In simplified terms, I think this is what the loops are doing:
upgain=np.array([.1,.2,.3,.4])
u=[]
up=1
for x in upgain:
u1=10*up+x
u.append(u1)
up=u1
producing:
[10.1, 101.2, 1012.3, 10123.4]
np.cumprod([10,10,10,10])
is there, plus a modified cumsum
for the [.1,.2,.3,.4]
terms. But I can't off hand think of a way of combining these with compiled numpy
functions. We could write a custom ufunc
, and use its accumulate
. Or we could write it in cython
(or other c
interface).
https://stackoverflow.com/a/27912352 suggests that frompyfunc
is a way of writing a generalized accumulate
. I don't expect big time savings, maybe 2x.
To use frompyfunc
, define:
def foo(x,y):return 10*x+y
The loop application (above) would be
def loopfoo(upgain,u,u1):
for x in upgain:
u1=foo(u1,x)
u.append(u1)
return u
The 'vectorized' version would be:
vfoo=np.frompyfunc(foo,2,1) # 2 in arg, 1 out
vfoo.accumulate(upgain,dtype=object).astype(float)
The dtype=object
requirement was noted in the prior SO, and https://github.com/numpy/numpy/issues/4155
In [1195]: loopfoo([1,.1,.2,.3,.4],[],0)
Out[1195]: [1, 10.1, 101.2, 1012.3, 10123.4]

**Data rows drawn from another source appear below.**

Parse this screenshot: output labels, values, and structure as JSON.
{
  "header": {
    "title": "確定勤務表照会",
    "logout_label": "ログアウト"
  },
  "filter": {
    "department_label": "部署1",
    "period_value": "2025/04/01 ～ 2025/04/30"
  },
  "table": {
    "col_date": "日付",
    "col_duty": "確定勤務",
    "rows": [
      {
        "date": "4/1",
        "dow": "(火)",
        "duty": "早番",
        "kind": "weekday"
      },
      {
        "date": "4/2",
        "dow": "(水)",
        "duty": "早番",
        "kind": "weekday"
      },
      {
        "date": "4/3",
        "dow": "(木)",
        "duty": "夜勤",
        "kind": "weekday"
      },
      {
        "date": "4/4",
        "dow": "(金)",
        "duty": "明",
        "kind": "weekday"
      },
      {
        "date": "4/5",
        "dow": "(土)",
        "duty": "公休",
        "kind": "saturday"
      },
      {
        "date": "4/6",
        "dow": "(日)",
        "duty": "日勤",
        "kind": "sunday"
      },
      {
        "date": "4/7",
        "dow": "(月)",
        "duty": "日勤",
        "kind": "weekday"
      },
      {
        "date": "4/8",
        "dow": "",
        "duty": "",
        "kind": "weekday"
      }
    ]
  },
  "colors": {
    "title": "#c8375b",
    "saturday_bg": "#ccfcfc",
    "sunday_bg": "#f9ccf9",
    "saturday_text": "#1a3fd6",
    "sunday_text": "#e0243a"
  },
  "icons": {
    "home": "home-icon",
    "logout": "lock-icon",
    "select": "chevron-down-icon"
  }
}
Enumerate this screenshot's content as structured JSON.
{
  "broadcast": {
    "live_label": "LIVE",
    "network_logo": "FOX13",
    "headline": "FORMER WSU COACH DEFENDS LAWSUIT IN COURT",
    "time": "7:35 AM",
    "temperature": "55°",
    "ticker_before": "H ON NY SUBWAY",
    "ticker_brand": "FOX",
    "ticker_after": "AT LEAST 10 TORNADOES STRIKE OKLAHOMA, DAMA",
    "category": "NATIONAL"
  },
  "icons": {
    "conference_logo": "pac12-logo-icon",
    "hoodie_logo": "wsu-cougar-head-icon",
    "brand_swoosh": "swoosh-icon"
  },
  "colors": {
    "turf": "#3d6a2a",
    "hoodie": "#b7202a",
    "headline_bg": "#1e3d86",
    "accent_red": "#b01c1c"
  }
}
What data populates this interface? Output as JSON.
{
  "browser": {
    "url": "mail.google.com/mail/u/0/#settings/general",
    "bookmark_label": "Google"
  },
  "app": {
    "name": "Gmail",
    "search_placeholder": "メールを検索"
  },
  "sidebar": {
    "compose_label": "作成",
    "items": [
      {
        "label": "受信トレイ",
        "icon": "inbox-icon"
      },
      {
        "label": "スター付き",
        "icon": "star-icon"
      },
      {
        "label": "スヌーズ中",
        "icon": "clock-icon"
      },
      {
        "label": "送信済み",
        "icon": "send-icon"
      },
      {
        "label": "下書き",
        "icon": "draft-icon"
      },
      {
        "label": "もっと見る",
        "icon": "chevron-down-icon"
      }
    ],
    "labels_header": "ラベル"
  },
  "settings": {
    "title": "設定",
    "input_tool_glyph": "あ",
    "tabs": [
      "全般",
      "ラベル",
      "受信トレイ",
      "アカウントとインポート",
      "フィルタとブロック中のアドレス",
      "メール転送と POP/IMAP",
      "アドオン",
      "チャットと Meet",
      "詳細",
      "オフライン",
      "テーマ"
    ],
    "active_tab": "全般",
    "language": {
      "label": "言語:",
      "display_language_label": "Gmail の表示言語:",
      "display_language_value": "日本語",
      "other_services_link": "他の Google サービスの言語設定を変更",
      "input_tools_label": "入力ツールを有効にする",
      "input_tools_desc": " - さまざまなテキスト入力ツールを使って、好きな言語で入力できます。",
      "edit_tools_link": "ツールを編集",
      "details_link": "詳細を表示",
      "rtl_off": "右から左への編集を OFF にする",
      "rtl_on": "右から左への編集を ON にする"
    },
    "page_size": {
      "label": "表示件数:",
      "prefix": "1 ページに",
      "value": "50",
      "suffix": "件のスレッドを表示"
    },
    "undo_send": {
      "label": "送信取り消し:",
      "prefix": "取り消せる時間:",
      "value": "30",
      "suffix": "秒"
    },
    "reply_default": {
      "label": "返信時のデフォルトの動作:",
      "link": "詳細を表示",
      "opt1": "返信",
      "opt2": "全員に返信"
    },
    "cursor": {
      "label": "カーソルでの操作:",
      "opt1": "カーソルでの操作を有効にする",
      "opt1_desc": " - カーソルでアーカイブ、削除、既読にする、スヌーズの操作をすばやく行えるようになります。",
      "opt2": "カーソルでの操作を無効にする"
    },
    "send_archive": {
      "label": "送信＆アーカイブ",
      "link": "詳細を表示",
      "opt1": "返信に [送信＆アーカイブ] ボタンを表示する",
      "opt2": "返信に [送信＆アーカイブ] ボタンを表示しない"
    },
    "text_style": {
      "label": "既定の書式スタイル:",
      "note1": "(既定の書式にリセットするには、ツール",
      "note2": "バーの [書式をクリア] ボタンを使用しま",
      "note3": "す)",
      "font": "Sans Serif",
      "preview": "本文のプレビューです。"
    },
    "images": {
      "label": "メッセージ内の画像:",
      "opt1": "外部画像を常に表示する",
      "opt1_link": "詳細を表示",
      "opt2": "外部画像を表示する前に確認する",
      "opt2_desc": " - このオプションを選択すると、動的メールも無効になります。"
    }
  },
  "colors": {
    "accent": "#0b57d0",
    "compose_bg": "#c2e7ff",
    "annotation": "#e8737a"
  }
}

In [1196]: vfoo.accumulate([1,.1,.2,.3,.4],dtype=object)
Out[1196]: array([1.0, 10.1, 101.2, 1012.3, 10123.4], dtype=object)
For this small list, loopfoo
is faster (3µs v 21µs)
For a 100 element array, e.g. biggain=np.linspace(.1,1,100)
, the vfoo.accumulate
is faster:
In [1199]: timeit loopfoo(biggain,[],0)
1000 loops, best of 3: 281 µs per loop
In [1200]: timeit vfoo.accumulate(biggain,dtype=object)
10000 loops, best of 3: 57.4 µs per loop
For an even larger biggain=np.linspace(.001,.01,1000)
(smaller number to avoid overflow), the 5x speed ratio remains.